Gli aneddoti si moltiplicano. Un eccellente primario ospedaliero mi scrive: «Un mio Professore dosava l’uso del Voi, del Tu e del Lei con matematica precisione. Dava del Tu a noi giovani Laureati e ai suoi colleghi pari grado, il Lei era riservato al mondo accademico e limitato ai professori che riteneva più autorevoli. Il Voi denotava una contenuta stima nei confronti di soggetti giudicati non all’altezza, comunque, di ricevere il Lei. Passò dal Tu al Voi nei miei riguardi quando, conseguita la Libera Docenza, fui nominato Primario». E argutamente commenta: «Il giorno un cui divenni Primario non poteva più darmi del Tu, mi avrebbe posto implicitamente al suo stesso livello.
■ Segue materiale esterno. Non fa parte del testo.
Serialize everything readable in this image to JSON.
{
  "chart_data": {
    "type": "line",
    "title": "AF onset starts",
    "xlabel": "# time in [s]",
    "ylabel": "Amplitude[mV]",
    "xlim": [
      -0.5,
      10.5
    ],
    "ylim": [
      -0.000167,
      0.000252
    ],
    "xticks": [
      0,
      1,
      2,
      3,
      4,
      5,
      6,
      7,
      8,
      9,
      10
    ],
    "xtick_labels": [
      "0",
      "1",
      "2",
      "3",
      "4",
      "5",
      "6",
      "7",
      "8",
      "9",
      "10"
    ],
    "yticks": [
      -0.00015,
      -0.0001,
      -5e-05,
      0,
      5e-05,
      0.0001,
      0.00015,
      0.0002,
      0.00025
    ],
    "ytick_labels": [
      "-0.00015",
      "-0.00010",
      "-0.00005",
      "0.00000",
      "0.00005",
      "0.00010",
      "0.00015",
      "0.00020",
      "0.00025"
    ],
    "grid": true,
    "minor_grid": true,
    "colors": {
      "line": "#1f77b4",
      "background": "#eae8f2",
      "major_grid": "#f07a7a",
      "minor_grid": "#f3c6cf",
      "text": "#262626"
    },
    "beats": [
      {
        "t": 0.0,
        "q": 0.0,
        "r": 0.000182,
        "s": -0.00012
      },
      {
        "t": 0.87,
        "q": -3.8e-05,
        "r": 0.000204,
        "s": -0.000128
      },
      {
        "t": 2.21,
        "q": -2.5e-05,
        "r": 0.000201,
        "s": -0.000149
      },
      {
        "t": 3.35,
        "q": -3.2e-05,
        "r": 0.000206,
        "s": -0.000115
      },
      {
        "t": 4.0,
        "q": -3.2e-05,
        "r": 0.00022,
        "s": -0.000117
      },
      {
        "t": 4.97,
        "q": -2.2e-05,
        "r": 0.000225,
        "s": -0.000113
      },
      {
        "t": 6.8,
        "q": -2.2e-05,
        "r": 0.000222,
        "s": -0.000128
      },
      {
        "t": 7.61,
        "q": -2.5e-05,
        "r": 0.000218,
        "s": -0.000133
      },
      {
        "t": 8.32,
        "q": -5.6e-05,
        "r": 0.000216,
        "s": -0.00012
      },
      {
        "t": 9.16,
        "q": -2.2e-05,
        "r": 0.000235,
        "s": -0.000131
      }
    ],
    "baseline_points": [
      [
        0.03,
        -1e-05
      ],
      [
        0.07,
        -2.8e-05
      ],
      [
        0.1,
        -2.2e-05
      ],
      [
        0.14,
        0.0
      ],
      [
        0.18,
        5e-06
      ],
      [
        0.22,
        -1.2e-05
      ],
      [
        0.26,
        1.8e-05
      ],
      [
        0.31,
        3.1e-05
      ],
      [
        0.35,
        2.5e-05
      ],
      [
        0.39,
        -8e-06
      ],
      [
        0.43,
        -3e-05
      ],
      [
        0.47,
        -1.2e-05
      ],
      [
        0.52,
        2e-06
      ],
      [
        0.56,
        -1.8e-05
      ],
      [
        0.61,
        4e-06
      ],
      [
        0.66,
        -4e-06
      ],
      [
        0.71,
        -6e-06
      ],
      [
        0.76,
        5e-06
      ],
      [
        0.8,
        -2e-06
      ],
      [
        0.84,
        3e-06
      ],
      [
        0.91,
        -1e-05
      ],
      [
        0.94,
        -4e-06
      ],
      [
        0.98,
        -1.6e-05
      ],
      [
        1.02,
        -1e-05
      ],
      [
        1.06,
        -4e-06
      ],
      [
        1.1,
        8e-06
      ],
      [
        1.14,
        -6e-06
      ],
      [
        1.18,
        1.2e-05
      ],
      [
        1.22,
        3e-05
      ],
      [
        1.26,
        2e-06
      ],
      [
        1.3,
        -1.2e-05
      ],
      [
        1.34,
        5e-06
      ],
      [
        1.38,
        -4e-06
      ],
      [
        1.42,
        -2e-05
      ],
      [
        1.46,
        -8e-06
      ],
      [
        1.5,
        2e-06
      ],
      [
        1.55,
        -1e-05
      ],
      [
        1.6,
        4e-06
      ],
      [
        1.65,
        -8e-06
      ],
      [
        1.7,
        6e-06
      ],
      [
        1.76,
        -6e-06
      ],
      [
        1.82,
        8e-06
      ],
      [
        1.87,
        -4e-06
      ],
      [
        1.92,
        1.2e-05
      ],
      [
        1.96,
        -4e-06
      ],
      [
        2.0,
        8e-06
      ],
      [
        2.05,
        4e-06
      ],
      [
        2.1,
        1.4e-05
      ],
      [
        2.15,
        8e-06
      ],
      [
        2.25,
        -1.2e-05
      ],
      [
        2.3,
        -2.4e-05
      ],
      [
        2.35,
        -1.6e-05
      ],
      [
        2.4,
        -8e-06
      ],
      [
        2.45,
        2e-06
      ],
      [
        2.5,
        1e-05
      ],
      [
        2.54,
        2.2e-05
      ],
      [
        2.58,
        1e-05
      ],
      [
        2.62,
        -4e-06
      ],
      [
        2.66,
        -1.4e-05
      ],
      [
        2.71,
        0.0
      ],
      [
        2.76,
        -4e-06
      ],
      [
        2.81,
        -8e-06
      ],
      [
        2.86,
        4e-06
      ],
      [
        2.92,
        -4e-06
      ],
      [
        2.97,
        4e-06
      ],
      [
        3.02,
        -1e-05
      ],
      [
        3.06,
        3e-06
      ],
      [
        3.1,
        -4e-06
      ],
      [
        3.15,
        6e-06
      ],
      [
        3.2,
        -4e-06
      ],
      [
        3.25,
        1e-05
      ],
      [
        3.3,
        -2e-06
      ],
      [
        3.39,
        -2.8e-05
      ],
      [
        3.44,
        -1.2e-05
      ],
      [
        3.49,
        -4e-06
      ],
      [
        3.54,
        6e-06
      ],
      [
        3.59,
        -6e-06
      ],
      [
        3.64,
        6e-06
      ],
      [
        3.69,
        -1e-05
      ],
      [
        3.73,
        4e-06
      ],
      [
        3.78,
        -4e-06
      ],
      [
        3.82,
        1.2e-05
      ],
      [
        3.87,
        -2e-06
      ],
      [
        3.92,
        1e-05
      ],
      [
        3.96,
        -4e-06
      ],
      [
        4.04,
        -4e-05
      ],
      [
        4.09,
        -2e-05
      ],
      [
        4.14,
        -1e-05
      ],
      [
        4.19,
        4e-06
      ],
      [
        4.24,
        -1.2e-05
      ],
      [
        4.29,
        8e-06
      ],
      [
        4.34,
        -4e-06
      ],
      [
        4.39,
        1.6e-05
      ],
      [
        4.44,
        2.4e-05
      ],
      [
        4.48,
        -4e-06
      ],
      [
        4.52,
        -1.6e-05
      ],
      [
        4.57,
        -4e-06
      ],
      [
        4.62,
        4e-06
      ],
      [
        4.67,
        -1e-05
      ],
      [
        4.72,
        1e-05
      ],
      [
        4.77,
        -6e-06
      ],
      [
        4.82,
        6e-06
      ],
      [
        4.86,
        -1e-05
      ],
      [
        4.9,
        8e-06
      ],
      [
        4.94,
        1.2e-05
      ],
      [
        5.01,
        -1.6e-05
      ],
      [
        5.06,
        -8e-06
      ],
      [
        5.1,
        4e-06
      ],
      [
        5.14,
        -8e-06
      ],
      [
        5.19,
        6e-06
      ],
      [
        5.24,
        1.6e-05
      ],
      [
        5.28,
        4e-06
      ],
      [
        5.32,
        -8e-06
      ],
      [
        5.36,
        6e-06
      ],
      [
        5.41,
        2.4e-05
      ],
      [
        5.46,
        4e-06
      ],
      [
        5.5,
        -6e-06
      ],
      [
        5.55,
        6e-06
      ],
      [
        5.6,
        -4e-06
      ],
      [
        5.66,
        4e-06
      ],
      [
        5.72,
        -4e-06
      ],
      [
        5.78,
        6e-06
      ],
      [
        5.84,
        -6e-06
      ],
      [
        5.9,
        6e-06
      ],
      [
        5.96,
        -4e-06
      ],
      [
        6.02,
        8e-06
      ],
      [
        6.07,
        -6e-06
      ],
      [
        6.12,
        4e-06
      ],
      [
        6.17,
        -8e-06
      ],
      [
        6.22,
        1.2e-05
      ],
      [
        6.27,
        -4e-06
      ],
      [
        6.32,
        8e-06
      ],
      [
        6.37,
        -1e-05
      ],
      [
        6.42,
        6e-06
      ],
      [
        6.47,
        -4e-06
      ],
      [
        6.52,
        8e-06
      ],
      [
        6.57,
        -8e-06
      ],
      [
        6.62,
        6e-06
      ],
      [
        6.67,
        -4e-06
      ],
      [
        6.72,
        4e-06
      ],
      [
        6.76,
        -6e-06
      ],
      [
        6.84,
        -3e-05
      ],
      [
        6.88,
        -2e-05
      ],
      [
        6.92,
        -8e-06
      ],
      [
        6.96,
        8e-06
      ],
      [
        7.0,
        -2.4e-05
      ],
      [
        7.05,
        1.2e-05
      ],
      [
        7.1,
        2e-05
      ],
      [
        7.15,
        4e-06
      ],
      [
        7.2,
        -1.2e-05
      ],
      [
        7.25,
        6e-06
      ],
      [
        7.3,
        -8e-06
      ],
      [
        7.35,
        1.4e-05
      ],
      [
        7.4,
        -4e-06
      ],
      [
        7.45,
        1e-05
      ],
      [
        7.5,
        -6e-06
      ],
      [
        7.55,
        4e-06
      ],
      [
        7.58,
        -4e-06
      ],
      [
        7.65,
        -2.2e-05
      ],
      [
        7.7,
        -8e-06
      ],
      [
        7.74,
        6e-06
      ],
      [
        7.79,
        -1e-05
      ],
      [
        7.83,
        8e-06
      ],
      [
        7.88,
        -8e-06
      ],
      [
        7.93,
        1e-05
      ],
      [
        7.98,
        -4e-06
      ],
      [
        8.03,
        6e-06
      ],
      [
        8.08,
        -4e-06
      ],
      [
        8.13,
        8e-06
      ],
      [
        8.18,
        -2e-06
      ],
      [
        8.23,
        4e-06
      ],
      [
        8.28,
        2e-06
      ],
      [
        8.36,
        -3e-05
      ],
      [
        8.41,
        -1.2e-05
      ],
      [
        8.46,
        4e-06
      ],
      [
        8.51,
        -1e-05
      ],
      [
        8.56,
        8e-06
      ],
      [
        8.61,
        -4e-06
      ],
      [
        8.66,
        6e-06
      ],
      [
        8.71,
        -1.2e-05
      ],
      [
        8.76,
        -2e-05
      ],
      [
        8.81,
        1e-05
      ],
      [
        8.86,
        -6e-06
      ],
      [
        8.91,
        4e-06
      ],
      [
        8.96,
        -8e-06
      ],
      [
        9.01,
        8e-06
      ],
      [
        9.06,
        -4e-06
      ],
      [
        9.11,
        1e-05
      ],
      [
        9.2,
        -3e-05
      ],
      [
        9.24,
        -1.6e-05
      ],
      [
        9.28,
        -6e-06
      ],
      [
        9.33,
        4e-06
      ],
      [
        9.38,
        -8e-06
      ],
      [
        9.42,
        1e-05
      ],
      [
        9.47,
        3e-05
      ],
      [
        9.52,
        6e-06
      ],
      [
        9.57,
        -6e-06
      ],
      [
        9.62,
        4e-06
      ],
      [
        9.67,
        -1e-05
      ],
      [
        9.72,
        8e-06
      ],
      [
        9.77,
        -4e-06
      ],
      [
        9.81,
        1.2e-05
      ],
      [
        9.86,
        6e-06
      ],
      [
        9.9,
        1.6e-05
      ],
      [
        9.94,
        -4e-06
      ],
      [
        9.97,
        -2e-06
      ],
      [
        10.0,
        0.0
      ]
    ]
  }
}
Mai più!».

Concludiamo. Il «tu» indiscriminato è un abbassamento delle barriere falso e velleitario, nasconde la propensione a non rispettare le regole formali. E invece, ricorrendo alla variazione appropriata di «tu» ~ «lei» nelle diverse situazioni comunicative rispettiamo il linguaggio della cortesia, l’insieme di norme e convenzioni verbali adottate da una comunità per contenere la conflittualità e favorire l’armonia nell’interazione. Le variabili scelte linguistiche non sono casuali, vanno adeguate al contesto, allo stile, al registro, al canale e al mezzo di comunicazione, insomma alla situazione complessiva.